Maine DOE Health Education and Physical Education Consultants worked with the AHIP Program and NAMI-Maine to deliver at least three regional trainings for the combined stress management and suicide prevention curriculum lessons and high school Lifelines Suicide Prevention lessons for middle and high school educators. The state law requiring all school personnel to receive suicide awareness and prevention training every five years, as well as designating trained gatekeepers in all school districts, requires ongoing training provided by NAMI-Maine. The law was amended to require all Maine schools to put locally developed protocols for suicide prevention, intervention and postvention in place for the 2019-2020 school year.
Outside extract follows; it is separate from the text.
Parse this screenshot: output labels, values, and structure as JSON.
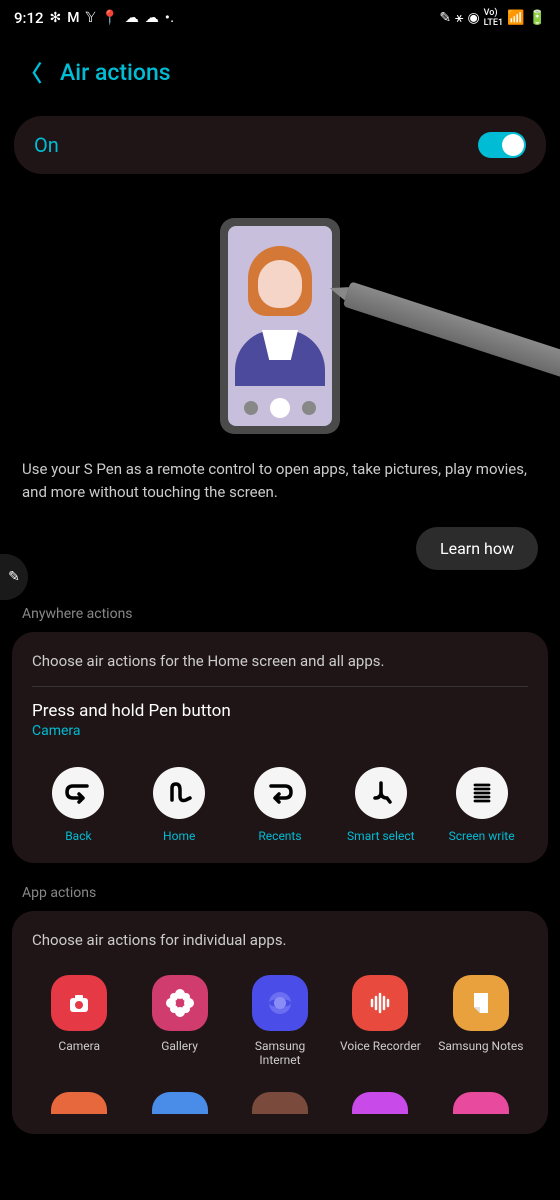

NAMI-Maine continued to offer protocol development training to support all Maine schools in reaching this requirement by the end of the 2019-2020 school year. In response to COVID-19 and the shift to remote learning, educators were offered professional development sessions to support suicide prevention education and supports in the new remote learning setting as well as resources and supports for ongoing self-care for students.
The 2007 Health Education and Physical Education standards within the Maine Learning Results commenced a revision process in the fall of 2019. The steering committee comprised of a variety of stakeholders met through June 2020. The revision will incorporate newly enacted laws on mental health, child sexual abuse prevention and affirmative consent. The committee planned to recruit teachers to be a part of the writing team in the summer of 2020; this was delayed until Summer 2021 due to the COVID-19 pandemic.
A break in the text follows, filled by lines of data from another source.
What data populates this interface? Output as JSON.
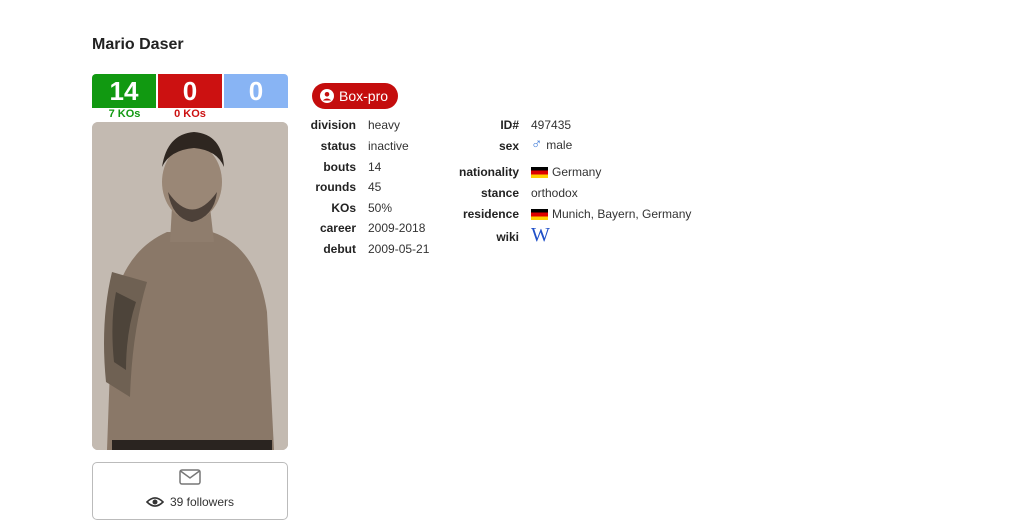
{
  "boxer": {
    "name": "Mario Daser",
    "record": {
      "wins": "14",
      "losses": "0",
      "draws": "0",
      "wins_kos": "7 KOs",
      "losses_kos": "0 KOs"
    },
    "badge": "Box-pro",
    "followers": "39 followers"
  },
  "details_left": {
    "division": {
      "label": "division",
      "value": "heavy"
    },
    "status": {
      "label": "status",
      "value": "inactive"
    },
    "bouts": {
      "label": "bouts",
      "value": "14"
    },
    "rounds": {
      "label": "rounds",
      "value": "45"
    },
    "kos": {
      "label": "KOs",
      "value": "50%"
    },
    "career": {
      "label": "career",
      "value": "2009-2018"
    },
    "debut": {
      "label": "debut",
      "value": "2009-05-21"
    }
  },
  "details_right": {
    "id": {
      "label": "ID#",
      "value": "497435"
    },
    "sex": {
      "label": "sex",
      "value": "male",
      "icon": "male-symbol-icon"
    },
    "nationality": {
      "label": "nationality",
      "value": "Germany",
      "icon": "germany-flag-icon"
    },
    "stance": {
      "label": "stance",
      "value": "orthodox"
    },
    "residence": {
      "label": "residence",
      "value": "Munich, Bayern, Germany",
      "icon": "germany-flag-icon"
    },
    "wiki": {
      "label": "wiki",
      "value": "W",
      "icon": "wikipedia-icon"
    }
  },
  "colors": {
    "win": "#119911",
    "loss": "#cc1111",
    "draw": "#88b4f4",
    "badge": "#c40d0d",
    "link": "#3a78d8"
  }
}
Members of the Maine DOE Office of School and Student Supports participated on the Governor’s Opioid Prevention and Intervention Task Force as well as the sub-committee for identifying education resources for substance-use prevention efforts. The recommendations from the sub-committee included more qualified instructors for PreK – diploma health education, so that more students receive quality skills-based health education instruction that includes substance use prevention, mental health and components of social emotional learning, as well as a requirement for social emotional learning for all adult educators.
[1] National Survey of Children’s Health, 2018-2019.
[2] Maine Integrated Youth Health Survey, High school, 2019.
[3] Maine Integrated Youth Health Survey, High school, 2019.